Why is it important to recycle textiles?
Every year, 87% of garments end up in landfills and incinerators with only 13% being recycled and eventually reused and currently, only 1% of collected clothing is recycled into new fibers. That means that disposed textiles that end up in landfills, take more than 200 years to decompose.
What happens then? The most common organic fibers that garments are made of are cotton, wool and silk, which are biodegradable. The majority of garments, though, are blends and contain polyester. Biodegradation is an environmentally friendly process due to its natural decomposition. However, when dumped into landfill, textiles go through a process called anaerobic digestion, where the constant compression of textile waste layers glean the air out of the waste making the atmosphere ideal for anaerobic bacteria. The “trapped” clothes then start emitting methane - a greenhouse gas which is considered more toxic than CO2 and absorbs 20 times more heat in the atmosphere. Even when you donate garments, 10 to 15% will reach second hand markets but a 5% of them will still end up in landfills polluting the environment.
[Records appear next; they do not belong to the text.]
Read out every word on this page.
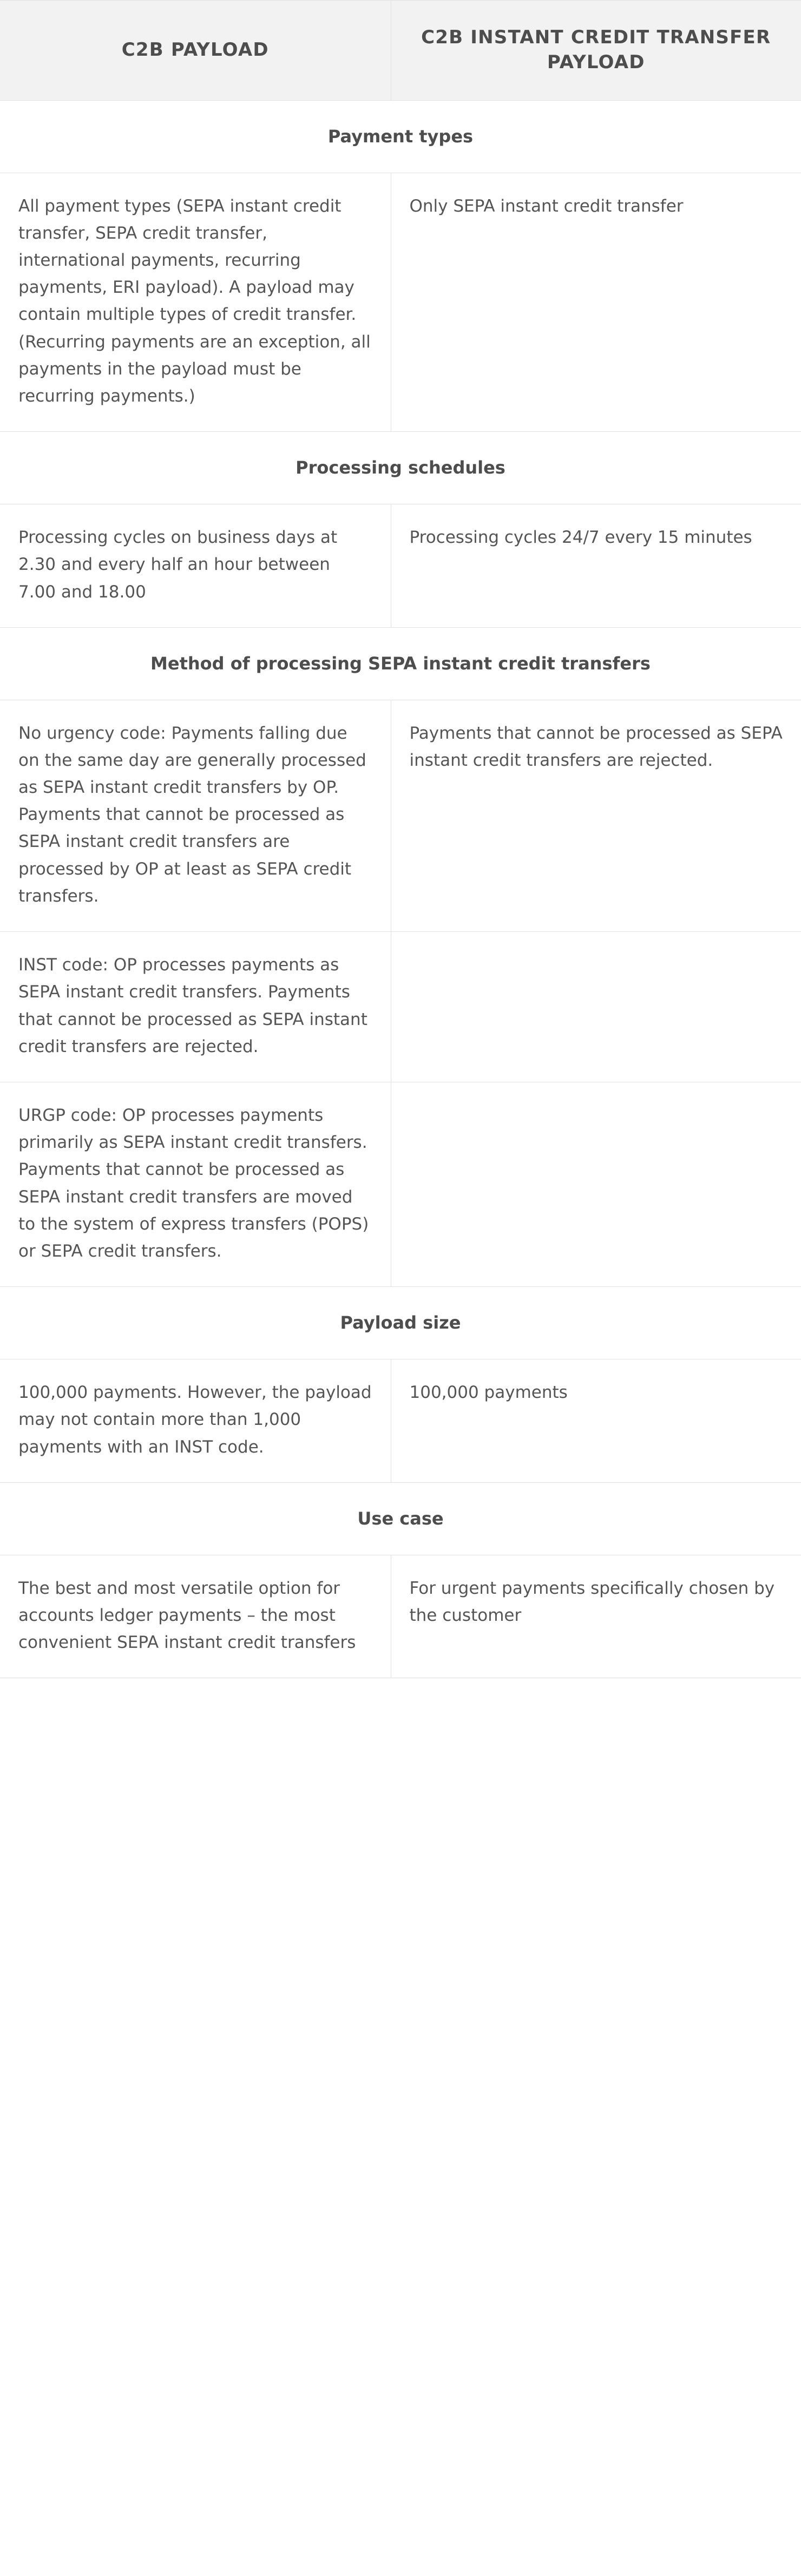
C2B PAYLOAD	C2B INSTANT CREDIT TRANSFER PAYLOAD
Payment types	
All payment types (SEPA instant credit transfer, SEPA credit transfer, international payments, recurring payments, ERI payload). A payload may contain multiple types of credit transfer. (Recurring payments are an exception, all payments in the payload must be recurring payments.)	Only SEPA instant credit transfer
Processing schedules	
Processing cycles on business days at 2.30 and every half an hour between 7.00 and 18.00	Processing cycles 24/7 every 15 minutes
Method of processing SEPA instant credit transfers	
No urgency code: Payments falling due on the same day are generally processed as SEPA instant credit transfers by OP. Payments that cannot be processed as SEPA instant credit transfers are processed by OP at least as SEPA credit transfers.	Payments that cannot be processed as SEPA instant credit transfers are rejected.
INST code: OP processes payments as SEPA instant credit transfers. Payments that cannot be processed as SEPA instant credit transfers are rejected.	
URGP code: OP processes payments primarily as SEPA instant credit transfers. Payments that cannot be processed as SEPA instant credit transfers are moved to the system of express transfers (POPS) or SEPA credit transfers.	
Payload size	
100,000 payments. However, the payload may not contain more than 1,000 payments with an INST code.	100,000 payments
Use case	
The best and most versatile option for accounts ledger payments – the most convenient SEPA instant credit transfers	For urgent payments specifically chosen by the customer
The benefits of textile recycling
From an environmental aspect, textile recycling decreases the demand for chemical dyes, considering that about 10,000 chemical dyes are used during textile production. Just imagine the environmental damage this causes. Another essential benefit is the preservation of virgin fibers used for the massive production of garments. Natural sources are already depleted so the textile and fashion industry should start contributing to a circular economy instead of a linear one. Recycling textiles also reduces the consumption of water and energy, considering that a single pair of jeans needs almost 30,000 litres of water for its production.
From a socio-economic aspect, textile recycling ‘saves money and space’: Landfills are generally very expensive to purchase and require abundance of open space. They cost millions to operate and guess where the money comes from? The citizen’s pocket, as it is included in the taxes of each municipality and city.
Who makes a good effort?
In 2013, fashion brand “The North Face” introduced the so-called “Clothes the Loop”, where customers can recycle post-consumer items from any brand at any North Face retail location across the US. The famous denim brand Levi’s also launched the “Cotton’s Blue Jeans Go Green” program in 2014, where consumers can bring in their denim from any brand to a Levi’s US and Canada store, and in exchange receive a 20% discount on any of Levi's items. The donated fabric will be recycled and used as material for building insulation for hospitals and schools. Patagonia has also done a lot of initiatives in textile recycling. Currently, the brand uses pre and post-consumer waste recycled fibers in 72% of its product line and avoids the exploitation of virgin fibers.
How does Kleiderly contribute
Recycling, upcycling and circular economy thinking will be the solution for the industry and our planet, and this is simply what Kleiderly does. At Kleiderly, we fight the environmental impact of fast fashion by converting the fashion and textile waste into very sustainable and circular material.